In den letzten Jahren haben wir auf unserer Website oft darüber berichtet, dass LRS-Klassen in der Fachwelt ein viel diskutiertes Thema sind. Das betrifft Lehrer, Psychologen und Mediziner, aber auch uns, die wir tagtäglich mit Kindern und Jugendlichen mit unterschiedlichen Schwächen beim Lesen und Schreiben arbeiten.
Leider wird dabei oft nur berücksichtigt, wie Fachleute die LRS-Klassen einschätzen. Nur sehr wenige Fachleute haben persönliche Erfahrungen mit Legasthenie und LRS gemacht und können daher nachvollziehen, was es tatsächlich bedeutet, ein legasthenes oder LRS-Kind zu sein. Die Eltern werden oft nicht ausreichend in den Entscheidungsprozess für oder gegen die Beschulung in einer LRS-Klasse einbezogen. Wenn ein LRS-Stützpunkt die Empfehlung für eine Förderschule ausspricht, muss das nicht unbedingt die richtige Entscheidung sein. Viele Faktoren spielen eine Rolle dabei, ob sich eine LRS-Klasse positiv auf die schriftsprachliche Entwicklung und die Persönlichkeit des Kindes auswirkt oder nicht.
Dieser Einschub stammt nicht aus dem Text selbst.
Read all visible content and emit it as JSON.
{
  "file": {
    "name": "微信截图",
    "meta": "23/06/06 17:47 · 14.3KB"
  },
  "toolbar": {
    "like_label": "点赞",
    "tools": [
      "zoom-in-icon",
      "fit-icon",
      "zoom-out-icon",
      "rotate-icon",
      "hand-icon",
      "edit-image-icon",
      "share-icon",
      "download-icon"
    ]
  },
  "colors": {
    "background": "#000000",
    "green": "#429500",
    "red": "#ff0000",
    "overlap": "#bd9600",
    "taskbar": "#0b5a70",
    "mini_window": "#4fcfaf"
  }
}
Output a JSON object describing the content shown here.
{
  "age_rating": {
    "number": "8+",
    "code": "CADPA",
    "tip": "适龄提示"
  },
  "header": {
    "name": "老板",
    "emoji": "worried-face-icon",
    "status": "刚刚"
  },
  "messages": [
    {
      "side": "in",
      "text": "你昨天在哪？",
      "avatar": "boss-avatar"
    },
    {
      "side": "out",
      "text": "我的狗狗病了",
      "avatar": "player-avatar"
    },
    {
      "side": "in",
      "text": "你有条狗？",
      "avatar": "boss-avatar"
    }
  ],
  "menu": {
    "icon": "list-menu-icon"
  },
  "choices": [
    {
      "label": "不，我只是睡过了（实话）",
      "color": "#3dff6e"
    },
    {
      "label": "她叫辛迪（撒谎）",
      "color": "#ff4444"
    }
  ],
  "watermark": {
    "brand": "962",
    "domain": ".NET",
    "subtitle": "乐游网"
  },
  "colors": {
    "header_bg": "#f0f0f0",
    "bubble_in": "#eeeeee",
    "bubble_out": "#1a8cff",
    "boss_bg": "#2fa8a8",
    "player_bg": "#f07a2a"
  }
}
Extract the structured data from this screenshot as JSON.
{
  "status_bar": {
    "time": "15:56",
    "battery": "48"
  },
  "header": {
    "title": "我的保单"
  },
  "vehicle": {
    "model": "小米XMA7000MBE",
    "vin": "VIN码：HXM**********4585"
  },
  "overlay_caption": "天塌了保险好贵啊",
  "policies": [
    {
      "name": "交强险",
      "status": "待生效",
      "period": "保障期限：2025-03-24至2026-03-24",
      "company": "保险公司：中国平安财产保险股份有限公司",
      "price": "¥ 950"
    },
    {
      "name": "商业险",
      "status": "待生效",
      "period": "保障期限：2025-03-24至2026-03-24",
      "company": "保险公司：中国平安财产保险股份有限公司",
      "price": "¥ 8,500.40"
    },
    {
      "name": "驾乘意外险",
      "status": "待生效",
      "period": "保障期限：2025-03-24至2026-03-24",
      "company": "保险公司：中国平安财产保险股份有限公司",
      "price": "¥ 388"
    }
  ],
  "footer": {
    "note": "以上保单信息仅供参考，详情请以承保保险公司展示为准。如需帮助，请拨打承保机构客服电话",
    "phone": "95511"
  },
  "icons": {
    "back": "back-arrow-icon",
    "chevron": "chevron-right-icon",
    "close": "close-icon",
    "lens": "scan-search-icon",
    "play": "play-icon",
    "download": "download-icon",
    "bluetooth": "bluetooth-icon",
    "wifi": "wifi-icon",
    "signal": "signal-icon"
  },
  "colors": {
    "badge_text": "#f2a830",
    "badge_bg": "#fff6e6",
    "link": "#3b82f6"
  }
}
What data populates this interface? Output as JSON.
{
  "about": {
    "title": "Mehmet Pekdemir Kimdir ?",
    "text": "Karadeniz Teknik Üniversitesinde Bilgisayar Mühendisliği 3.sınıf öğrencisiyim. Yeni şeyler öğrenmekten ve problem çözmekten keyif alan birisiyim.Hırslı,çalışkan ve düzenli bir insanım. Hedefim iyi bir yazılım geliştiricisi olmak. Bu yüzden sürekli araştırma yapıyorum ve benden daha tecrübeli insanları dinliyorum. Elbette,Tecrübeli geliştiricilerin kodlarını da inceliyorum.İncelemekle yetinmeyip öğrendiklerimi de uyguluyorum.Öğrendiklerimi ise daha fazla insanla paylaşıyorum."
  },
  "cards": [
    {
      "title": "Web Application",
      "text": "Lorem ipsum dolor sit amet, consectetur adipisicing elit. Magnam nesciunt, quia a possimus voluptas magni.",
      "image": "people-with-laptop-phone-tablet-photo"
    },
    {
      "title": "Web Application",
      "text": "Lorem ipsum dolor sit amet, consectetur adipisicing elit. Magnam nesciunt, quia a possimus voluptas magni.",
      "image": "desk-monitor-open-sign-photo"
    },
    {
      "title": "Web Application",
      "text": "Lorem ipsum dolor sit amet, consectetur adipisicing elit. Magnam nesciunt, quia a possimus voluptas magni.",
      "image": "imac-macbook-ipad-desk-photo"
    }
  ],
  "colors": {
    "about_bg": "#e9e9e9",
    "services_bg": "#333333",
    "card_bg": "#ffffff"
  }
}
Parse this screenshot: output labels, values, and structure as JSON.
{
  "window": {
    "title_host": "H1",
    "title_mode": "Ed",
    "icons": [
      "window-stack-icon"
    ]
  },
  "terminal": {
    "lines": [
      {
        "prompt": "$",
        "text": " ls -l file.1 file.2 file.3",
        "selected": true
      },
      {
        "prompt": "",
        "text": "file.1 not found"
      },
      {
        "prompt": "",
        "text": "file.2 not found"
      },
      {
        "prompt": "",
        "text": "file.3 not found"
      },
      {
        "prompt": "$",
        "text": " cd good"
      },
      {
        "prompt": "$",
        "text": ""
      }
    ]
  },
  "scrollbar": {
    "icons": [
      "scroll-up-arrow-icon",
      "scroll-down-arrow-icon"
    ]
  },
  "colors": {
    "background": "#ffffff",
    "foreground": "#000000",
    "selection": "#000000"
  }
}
Die LRS-Klassen können eine frühe Separationserfahrung der betroffenen Kinder darstellen. Dieser Punkt wird in der Diskussion zu diesem Thema oft übersehen. Einige Schüler konnten langfristig von einer solchen Beschulung profitieren und machten gute Erfahrungen damit. Unserer Einschätzung nach profitieren leider zu wenige Schüler davon. Manche Erwachsene erlebten diese Klassen als Ausgrenzung und Stigmatisierung.
Was hat es für einen Wert, wenn man Kinder in einer LRS-Klasse beschult und sie das als Ausgrenzungserfahrung erleben? Ist der psychische Schaden, den die Separation in dieser Förderschule verursacht, möglicherweise höher zu bewerten als der positive Effekt in der Lernentwicklung? Sieht so Inklusion und Integration aus? Dies kann man stark bezweifeln.
Die Lese- und Rechtschreibschwierigkeiten der Kinder sind viel komplexer als das, was derzeit im Schulwesen als „LRS“ bezeichnet wird. LRS-Klassen sind mit unterschiedlichsten Problemen beim Lesen und Schreiben konfrontiert. In solchen Klassen mit 12 oder gar 16 Schülern ist es unmöglich, den Kindern genügend individuelle Aufmerksamkeit zu schenken, so sehr sich die Pädagogen auch bemühen. Kinder mit Legasthenie oder LRS benötigen bei großen Problemen eine 1:1-Betreuung. Dann besteht eine gute Chance, dass sie diese Schwierigkeiten überwinden und langfristige psychische Folgen vermieden werden. Frühe Separationserfahrungen können sich bis in das Erwachsenenalter hinein nachteilig auswirken. Die positiven Erfahrungen einiger Betroffener sollten nicht darüber hinwegtäuschen, dass es viele Menschen gibt, die den Besuch einer LRS-Klasse bereuen.
Da sich die Betroffenen sehr unterschiedlich entwickeln, gibt es dazu auch unter Experten kontroverse Meinungen und viel Streit. Dieses Thema polarisiert ähnlich wie manche politische Diskussion unserer Zeit. Wir müssen uns in der Fachwelt mehr mit dem Für und Wider der unterschiedlichen Positionen und Erfahrungen auseinandersetzen, so wie wir auch in unserer täglichen Arbeit die vielfältigen Biografien der Betroffenen erleben.
Es sollte mehr darauf geachtet werden, wie die Betroffenen in ihrer persönlichen Entwicklung unterstützt werden können. Frühe Separationserfahrungen sollten vermieden werden, weil sie sich ungünstig auf die Psyche auswirken können. Bei Überlegungen zu Reformen im öffentlichen Schulwesen müssen diese Aspekte berücksichtigt werden.
Unser Fazit: Die Abschaffung der LRS-Klassen wäre aus ethischer Sicht ein wichtiger Schritt.